Ft. Myers, Fla. – Lisa McGill had a surprise guest Saturday and certainly not one she fully expected.
Prior to beginning her first round of stroke-play qualifying, McGill caught wind that U.S. Women’s Mid-Amateur champion Meghan Stasi was going to caddie. In sandals, no less.
I’m definitely going to need to wrap my feet tonight, said Stasi, 32, after the round.
It was happenstance that Stasi, who lives in Oakland Park – about an hour’s drive away – was in the area. She’s playing in the Florida State Mixed-Team Championship at the nearby Plantation Golf and Country Club. Besides that, Stasi promised McGill during a practice round at Wichita Country Club two weeks ago at the Women’s Mid-Amateur that she would caddie if she ever got the chance. The opportunity presented itself Saturday.
When she offered to do it, said McGill, 51, of Philadelphia, Pa., I was taken aback in surprise. She’s such a great player and I would say she was a huge confidence-booster out there today.
The two know one another from their Philadelphia Golf Association newsContents. Stasi grew up in southern New Jersey and rose through the ranks in the Philadelphia area. Caddieing allowed her to see the game from a different perspective.
It wasn’t as relaxing as I thought, said Stasi. It was fun, but it helped me relate to what players go through during a round.
McGill shot a 5-over-par 77, well within sight of the leaders at 73.
McGill won’t be so lucky Sunday. Stasi’s services will be suspended until Monday should McGill make match play because the Mixed-Team concludes Sunday, which Stasi happens to lead.
Fifty-one-year-old Cindy Gilkeson of Sugarland, Texas, didn’t know what to think when she traveled to Cairo for work recently. She planned on doing touristy things over the three weeks she was scheduled to be there. Until she heard the troubling news that a suicide bomber was spotted in the vicinity. The hotel went into lockdown mode and her company ordered its employees not to leave the premises.
No one was allowed to go anywhere, Gilkeson said. Fortunately for her, the hotel had a golf course. And as luck would have it, she brought her clubs along to while away the time.
I was able to call home and tell everyone everything was OK, said Gilkeson, a certified public accountant.
Even better, her fellow competitors were two men who worked on security for the Egyptian government.
I felt really safe, she added.
What’s a USGA champion to do after winning a championship? Rest might be a good answer, but not the right one for Stasi. Shortly after defeating Carol Robertson at Wichita Country Club in the U.S. Women’s Mid-Amateur final, Stasi and her husband caught a prop plane to Nebraska. She wound up playing 27 holes of golf the day after the victory, at The Sandhills.
Stasi said she catches herself thinking about the win at various times, like during McGill’s round on Saturday. Stasi was able to step back and appreciate the way the USGA runs a championship, which she doesn’t immediately notice while playing because of her deep focus.

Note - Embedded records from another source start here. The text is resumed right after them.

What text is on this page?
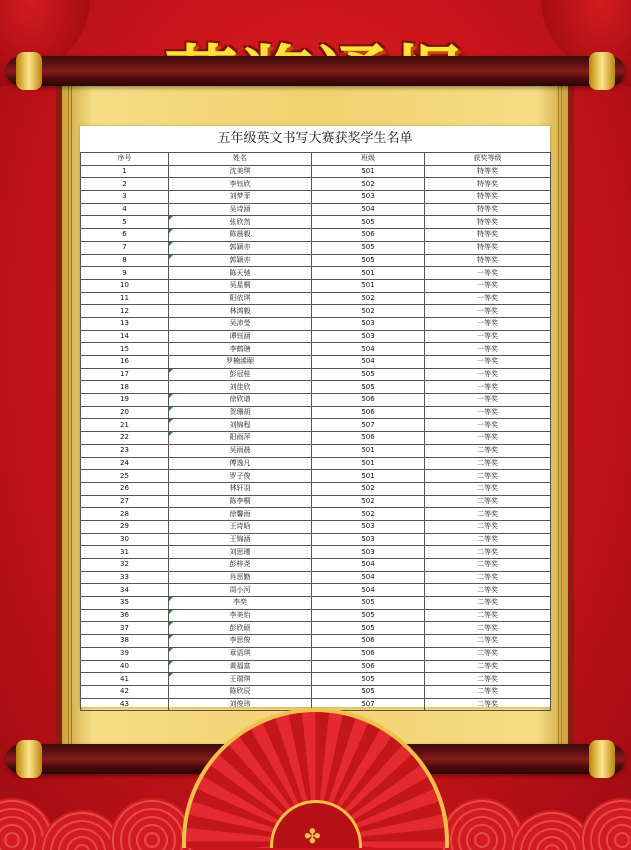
五年级英文书写大赛获奖学生名单
序号	姓名	班级	获奖等级
1	沈美琪	501	特等奖
2	李钰欣	502	特等奖
3	刘梦菲	503	特等奖
4	吴诗涵	504	特等奖
5	张欣然	505	特等奖
6	陈晨毅	506	特等奖
7	郭颖亦	505	特等奖
8	郭颖亦	505	特等奖
9	陈天驰	501	一等奖
10	吴星桐	501	一等奖
11	阳依琪	502	一等奖
12	林鸿毅	502	一等奖
13	吴沛瑩	503	一等奖
14	谭钰涵	503	一等奖
15	李鹤瑭	504	一等奖
16	罗楠浠颐	504	一等奖
17	彭冠桂	505	一等奖
18	刘佳欣	505	一等奖
19	徐欣谱	506	一等奖
20	贺珊胡	506	一等奖
21	刘锦程	507	一等奖
22	阳雨萍	506	一等奖
23	吴雨晨	501	二等奖
24	傅逸凡	501	二等奖
25	罗子俊	501	二等奖
26	林轩羽	502	二等奖
27	陈李桐	502	二等奖
28	徐馨雨	502	二等奖
29	王诗晗	503	二等奖
30	王锦涵	503	二等奖
31	刘思瑾	503	二等奖
32	彭梓尧	504	二等奖
33	肖思勤	504	二等奖
34	周小河	504	二等奖
35	李奕	505	二等奖
36	李美怡	505	二等奖
37	彭欣硕	505	二等奖
38	李思俊	506	二等奖
39	章语琪	506	二等奖
40	黄福富	506	二等奖
41	王瑞琪	505	二等奖
42	陈欣辰	505	二等奖
43	刘俊玮	507	二等奖
✤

Lea Anne Brown, 51, of Mt. Pleasant, S.C., had difficulty swinging a club Saturday after burning part of her right hand while making breakfast. The friction from her grip soon caused the area to blister. She forged through the pain with a 7-over 79 that put her in a tie for 29th heading into Sunday.
Four-time USGA Senior Women’s Amateur champion Carol Semple Thompson shot 6-over 78 to get her in solid position to qualify for match play. That suited her just fine.
Maybe you’ll want to talk to me more if I advance, she quipped.